Harry Merin Styles, kendisinin bir süredir tercih ettiği şekliyle yalnızca Merin Styles, yirmi üç senelik devam ettirdiği hayatında tam olarak kaç senedir kendi ayaklarının üzerine bastığıyla alakalı net bir sayı veremezdi. Ama içinden hep, kendisine başlattığı savaşı ilk günü olarak sayardı. O savaşı kazandıktan sonra ise, günlerin, ayların hatta yılların ne ifade ettiğinin hiçbir önemi kalmamıştı. Yaşı önemsizdi, doğduğu gün ve birçok insanın önemsediği diğer birçok şey gibi. Çocukluk resimlerinin neredeyse hepsi kayıptı, sanki Merin onları bilinmez sonsuzluğun içerisine atıp arkasını dönmüştü. Nerede olduklarını önemsemiyordu. Arkasında bıraktığı yılları ve o halini düşünmüyordu çünkü var olduğu hayatını -hatta bir diğer deyişle yeniden inşa ettiği hayatını seviyordu. Neden geçmişe dönüp üzülmeliydi ki? Kendini seviyordu, tek ailesi olan erkek kardeşini seviyordu, çoğu kardeş gibi o da her ne kadar en büyük bir baş belası olsa da. Beraber kaldıkları beşinci kattaki küçük daireyi seviyordu. Okulunu ve okuduğu bölümü seviyordu. Kıyafet tarzını seviyordu. Sevdiği insanlarla geçirdiği vakti ve onları seviyordu. Ve, erkek arkadaşını, hayatını ve en büyük anlarını, sırlarını paylaştığı adamı seviyordu. Hayatındaki sevdikleri listesi böylesine uzunken, neden memnuniyetsizlik çekip şımarıklıkta bulunacaktı ki?
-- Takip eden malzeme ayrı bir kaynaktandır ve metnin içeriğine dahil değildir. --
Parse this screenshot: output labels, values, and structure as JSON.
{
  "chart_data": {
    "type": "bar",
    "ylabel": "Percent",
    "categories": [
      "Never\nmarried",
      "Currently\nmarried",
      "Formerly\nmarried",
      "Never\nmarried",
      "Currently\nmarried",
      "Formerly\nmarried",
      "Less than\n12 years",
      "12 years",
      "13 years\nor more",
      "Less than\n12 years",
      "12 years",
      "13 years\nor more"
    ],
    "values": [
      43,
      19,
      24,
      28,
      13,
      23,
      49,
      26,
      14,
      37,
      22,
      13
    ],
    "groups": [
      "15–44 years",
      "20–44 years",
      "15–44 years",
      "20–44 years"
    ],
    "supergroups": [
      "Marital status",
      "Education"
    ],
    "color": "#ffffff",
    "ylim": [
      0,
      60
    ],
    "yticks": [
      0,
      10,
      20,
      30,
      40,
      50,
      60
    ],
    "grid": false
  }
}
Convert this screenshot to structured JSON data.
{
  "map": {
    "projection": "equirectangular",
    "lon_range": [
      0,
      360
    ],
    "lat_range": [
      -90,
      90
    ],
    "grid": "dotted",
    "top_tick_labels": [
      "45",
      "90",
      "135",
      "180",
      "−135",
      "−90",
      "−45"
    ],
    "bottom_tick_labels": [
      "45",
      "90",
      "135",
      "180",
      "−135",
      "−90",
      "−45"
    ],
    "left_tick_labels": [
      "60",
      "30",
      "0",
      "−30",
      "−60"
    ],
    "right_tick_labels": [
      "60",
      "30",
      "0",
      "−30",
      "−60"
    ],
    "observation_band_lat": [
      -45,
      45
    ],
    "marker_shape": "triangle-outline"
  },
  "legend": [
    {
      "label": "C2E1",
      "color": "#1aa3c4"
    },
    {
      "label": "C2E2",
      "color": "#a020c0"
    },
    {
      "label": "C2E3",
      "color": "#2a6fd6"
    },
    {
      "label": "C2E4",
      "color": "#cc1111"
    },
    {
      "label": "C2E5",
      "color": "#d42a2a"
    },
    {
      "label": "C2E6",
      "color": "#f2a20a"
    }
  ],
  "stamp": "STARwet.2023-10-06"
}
Ve en önemlisi, Haziran'ı seviyordu. Çocuğu olsaydı eğer, ilkini Judith ikincisini de June koyacağının hayalini kurar ve kendi kendine gülerdi. O anda da, Haziran'ın hayatına kattığı birden farklı anlamlar vardı. Haziran dendiğinde on üç yaşındayken, ilk kez Gloria ile gittiği yürüyüş gelirdi aklına. Hayalini kurduğu elbisesini dışarıda ilk kez giydikten sonra, kimse tarafından gözleriyle bile yargılanmadığı bir ortama girmişti o gün. Nasıl unutabilirdi ki? Ayrıca Haziran'ı severdi. River'ın doğduğu ve altı yaşındayken ilk defa bir kardeşe sahip olmanın nasıl hissettirdiğini öğrendiği aydı. İlkbaharın bitişini, yazı kutlamaya başladıkları aydı aynı zamanda ve Merin yazı çok severdi. Her zaman söylediği gibi, dolabının neredeyse hepsi yazlık kıyafetleriyle doluydu. Tamamen olmasa da yaz insanı diyebilirdi kendisi için.
Tam da o andaki gibi, dolabının çaprazındaki aynanın önünde durmuş, sevdiği kıyafetleri bir araya getirerek bordonun hakim olduğu tatlı bir kombin oluşturmuştu. Tezini tamamen bitirmişti ve üniversitedeki hocalarıyla kalan eksikleri gidermek için o aralar sık sık kampüse uğraması gerekiyordu ama bu iyiydi, Merin son gidişleri olduğunu bilerek tadını çıkarmak için uğraşıyordu. Siyah kumaşın üzerine bordo çiçeklerin desen olarak kullanıldığı kısa dar eteğinin üzerine yalnızca siyah sütyeni ve üstünü örten yarım kollu delikli bluzunu seçmişti. Deliklerin o kadar küçük olduğu söylenemezdi, karnının üstündeki ve göğsündeki kuş dövmelerinin aynadaki havalı yansımasına bakarken. Arkada çalan şarkısına keyifle eşlik ederken aslında tamamen hazırdı ama ekleyeceği son detayları düşünüyordu. Birkaç yüzük ve kolye işini görebilirdi. Sadece yanaklarına biraz renk katmak için allığından iki parmak aldı. Birkaç dakika sonra, çantasını da alıp evden çıkması kalmıştı.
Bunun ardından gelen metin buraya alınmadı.